This is very interesting. I had no idea. So guide me a slight bit and then
I’ll try to leave you alone J In the context of pygame how would I pursue
RLE? My impression is I convert things into surfaces.. now it is out of my
hands (it is a pygame ‘surface’) as I blit it.  At what step am I
intervening to RLE?  If there is a link you can point me towards I will
read. 

  Put differently right now I have tons of surfaces which I blit as needed
(my sprites). I understand they could be derived from originaly RLE files
but once they are pygame surfaces how is RLE involved?

Thanks for your time!

 

From: owner-pygame-us...@seul.org [mailto:owner-pygame-us...@seul.org] On
Behalf Of René Dudfield
Sent: Thursday, September 19, 2013 12:14 PM
To: pygame-users@seul.org
Subject: Re: [pygame] Pygame subsurface inherit surface flags? <-- RLE
encoding

 

Yeah, Run Length Encoding :)

It is faster to blit as well.  Iff your image repeats the same colour a lot.

The reason is you can keep the same value in a register for multiple writes
of the same colour, and you can batch colour writes into a multiple of eg 8
pixels at once.  There is at least one less read per pixel.

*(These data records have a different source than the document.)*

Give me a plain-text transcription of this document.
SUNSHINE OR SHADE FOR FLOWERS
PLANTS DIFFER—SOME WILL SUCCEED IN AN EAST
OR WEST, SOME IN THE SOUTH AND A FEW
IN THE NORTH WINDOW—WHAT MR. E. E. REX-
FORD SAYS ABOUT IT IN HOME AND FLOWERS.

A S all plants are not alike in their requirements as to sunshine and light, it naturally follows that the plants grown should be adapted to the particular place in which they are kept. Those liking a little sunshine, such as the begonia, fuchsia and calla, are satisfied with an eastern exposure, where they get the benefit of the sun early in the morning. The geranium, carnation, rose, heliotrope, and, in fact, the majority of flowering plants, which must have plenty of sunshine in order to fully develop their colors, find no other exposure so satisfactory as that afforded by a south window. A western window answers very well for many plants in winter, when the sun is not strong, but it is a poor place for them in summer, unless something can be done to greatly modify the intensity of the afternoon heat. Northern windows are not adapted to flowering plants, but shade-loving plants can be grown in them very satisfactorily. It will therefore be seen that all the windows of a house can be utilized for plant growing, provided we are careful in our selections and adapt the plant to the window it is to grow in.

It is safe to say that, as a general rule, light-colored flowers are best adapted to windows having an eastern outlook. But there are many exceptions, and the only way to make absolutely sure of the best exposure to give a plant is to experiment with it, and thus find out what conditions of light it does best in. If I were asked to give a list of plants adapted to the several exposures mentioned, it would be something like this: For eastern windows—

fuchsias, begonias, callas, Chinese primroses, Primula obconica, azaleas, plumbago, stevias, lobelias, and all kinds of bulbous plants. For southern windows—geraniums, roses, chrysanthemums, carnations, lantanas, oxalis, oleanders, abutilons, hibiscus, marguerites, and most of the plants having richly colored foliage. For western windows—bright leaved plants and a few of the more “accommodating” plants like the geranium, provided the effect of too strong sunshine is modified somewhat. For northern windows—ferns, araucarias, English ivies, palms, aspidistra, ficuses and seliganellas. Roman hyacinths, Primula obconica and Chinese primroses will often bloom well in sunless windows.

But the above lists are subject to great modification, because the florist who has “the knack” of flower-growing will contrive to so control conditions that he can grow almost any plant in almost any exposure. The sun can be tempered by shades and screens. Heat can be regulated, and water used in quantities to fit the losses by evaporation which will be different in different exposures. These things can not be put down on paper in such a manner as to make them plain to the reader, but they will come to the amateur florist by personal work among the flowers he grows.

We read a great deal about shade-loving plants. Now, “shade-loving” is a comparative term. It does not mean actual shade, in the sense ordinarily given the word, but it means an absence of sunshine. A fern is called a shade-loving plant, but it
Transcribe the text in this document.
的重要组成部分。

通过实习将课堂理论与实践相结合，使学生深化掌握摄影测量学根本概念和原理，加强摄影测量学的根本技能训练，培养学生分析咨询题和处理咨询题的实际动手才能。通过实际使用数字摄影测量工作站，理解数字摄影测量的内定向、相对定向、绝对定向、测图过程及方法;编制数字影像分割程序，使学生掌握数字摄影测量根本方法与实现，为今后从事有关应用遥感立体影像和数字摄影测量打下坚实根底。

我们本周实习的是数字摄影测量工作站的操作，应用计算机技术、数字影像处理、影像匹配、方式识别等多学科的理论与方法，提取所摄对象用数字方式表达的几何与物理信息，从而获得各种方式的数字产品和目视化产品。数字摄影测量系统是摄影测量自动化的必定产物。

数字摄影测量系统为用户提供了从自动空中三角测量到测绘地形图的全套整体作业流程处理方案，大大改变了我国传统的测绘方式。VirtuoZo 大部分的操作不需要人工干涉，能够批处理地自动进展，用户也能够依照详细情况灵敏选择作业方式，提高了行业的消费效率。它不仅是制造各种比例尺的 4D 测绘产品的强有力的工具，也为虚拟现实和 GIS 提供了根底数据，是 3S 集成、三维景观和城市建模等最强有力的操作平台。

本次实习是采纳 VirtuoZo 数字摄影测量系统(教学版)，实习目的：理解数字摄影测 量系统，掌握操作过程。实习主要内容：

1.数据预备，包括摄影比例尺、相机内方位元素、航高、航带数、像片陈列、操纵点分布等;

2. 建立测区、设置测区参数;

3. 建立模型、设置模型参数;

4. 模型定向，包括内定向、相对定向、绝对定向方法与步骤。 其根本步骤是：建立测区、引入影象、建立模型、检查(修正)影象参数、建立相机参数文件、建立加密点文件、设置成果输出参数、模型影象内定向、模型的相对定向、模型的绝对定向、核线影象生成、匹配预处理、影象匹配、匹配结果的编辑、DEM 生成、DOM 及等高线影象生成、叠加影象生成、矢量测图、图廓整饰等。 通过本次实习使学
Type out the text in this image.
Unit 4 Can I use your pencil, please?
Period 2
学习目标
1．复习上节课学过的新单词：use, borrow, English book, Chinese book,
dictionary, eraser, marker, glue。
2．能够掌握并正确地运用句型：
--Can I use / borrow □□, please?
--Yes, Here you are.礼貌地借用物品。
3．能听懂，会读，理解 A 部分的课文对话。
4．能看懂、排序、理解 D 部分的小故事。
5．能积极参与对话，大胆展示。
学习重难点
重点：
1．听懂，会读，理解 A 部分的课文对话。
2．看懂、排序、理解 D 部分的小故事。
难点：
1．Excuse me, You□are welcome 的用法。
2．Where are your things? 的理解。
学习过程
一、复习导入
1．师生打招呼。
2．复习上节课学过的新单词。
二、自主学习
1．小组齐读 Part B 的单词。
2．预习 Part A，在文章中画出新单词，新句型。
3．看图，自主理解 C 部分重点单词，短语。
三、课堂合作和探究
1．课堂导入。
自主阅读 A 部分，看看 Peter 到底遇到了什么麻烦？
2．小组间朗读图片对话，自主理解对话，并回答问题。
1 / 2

Note, that some array processing libraries also use compression for array
processing.  Since many times after a certain amount of memory used speed
comes down to memory bandwidth.  On modern CPUs, you often have the CPU just
waiting for memory... and you have plenty of processing cycles to spare.  So
you can use those spare processing cycles to decompress or compress data,
therefore allowing you to "transfer" more data over memory.

 

cu.

 

 

On Thu, Sep 19, 2013 at 6:06 PM, Lin Parkh <lpa...@comcast.net> wrote:

OK I didn’t recognize the acronym “RLE encoding” but decompressed I do ;-)
I see how that would save memory but wouldn’t that slow graphical
performance because presumably it would need to be decompressed to blit? I’m
not worried about memory efficiency but FPS.

  Please advise.

 

From: owner-pygame-us...@seul.org [mailto:owner-pygame-us...@seul.org] On
Behalf Of Lin Parkh
Sent: Thursday, September 19, 2013 9:03 AM
To: pygame-users@seul.org
Subject: RE: [pygame] Pygame subsurface inherit surface flags?

 

Thank you. I suspect you are right about HWSURFACE. For example I used to be
able to generate these and now I can’t at all with the same code! I suspect
just doing a driver update to my video card squelched it.  Color depth is
good advice except I would have to drop my display color depth wouldn’t I or
I would have slow downs due to mismatch?  And that would be annoying to any
user.

  I’ll look into “RLE encoding.” Don’t know about that.

 

From: owner-pygame-us...@seul.org [mailto:owner-pygame-us...@seul.org] On
Behalf Of René Dudfield
Sent: Thursday, September 19, 2013 12:28 AM
To: pygame-users@seul.org
Subject: Re: [pygame] Pygame subsurface inherit surface flags?

 

Yeah, they should inherit the flags.

 

However... you should generally avoid HWSURFACE surfaces.  There are cases
on some hardware and drivers where they actually get accelerated... but
often they don't.

 

If your sprites don't have many colours, dropping the colour depth will give
you a speedup (less memory bandwidth used).  Also RLE encoding can speed up
drawing for some sprites.

 

All the best,

 

 

 

On Wed, Sep 18, 2013 at 9:11 PM, Lin Parkh <lpa...@comcast.net> wrote:

Hi,

 I've read the documentation but am still hazy. If have defined a surface
with specific flags (in particular pygame.HWSURFACE) should a subsurface of
that surface inherit the flags (i.e. is also a hardware accelerated
surface(i.e. in video card memory) or do I need to do an explicit 'convert'
with the flags called again? My impression when I call 'get_flags' on the
subsurface is that it is NOT getting the parent flags... but wanted to
confirm this is expected and therefore I have to do an explicit convert. 

  Thanks

p.s. my overall context is I have loaded a texture atlas from file. I have
given hardware acceleration flag (HWSURFACE) I now want sprite imagery
derived from the atlas (subsurface seem the simplest and most efficient way
to achieve this) but I want it to retain the same flags (e.g. HWSURFACE).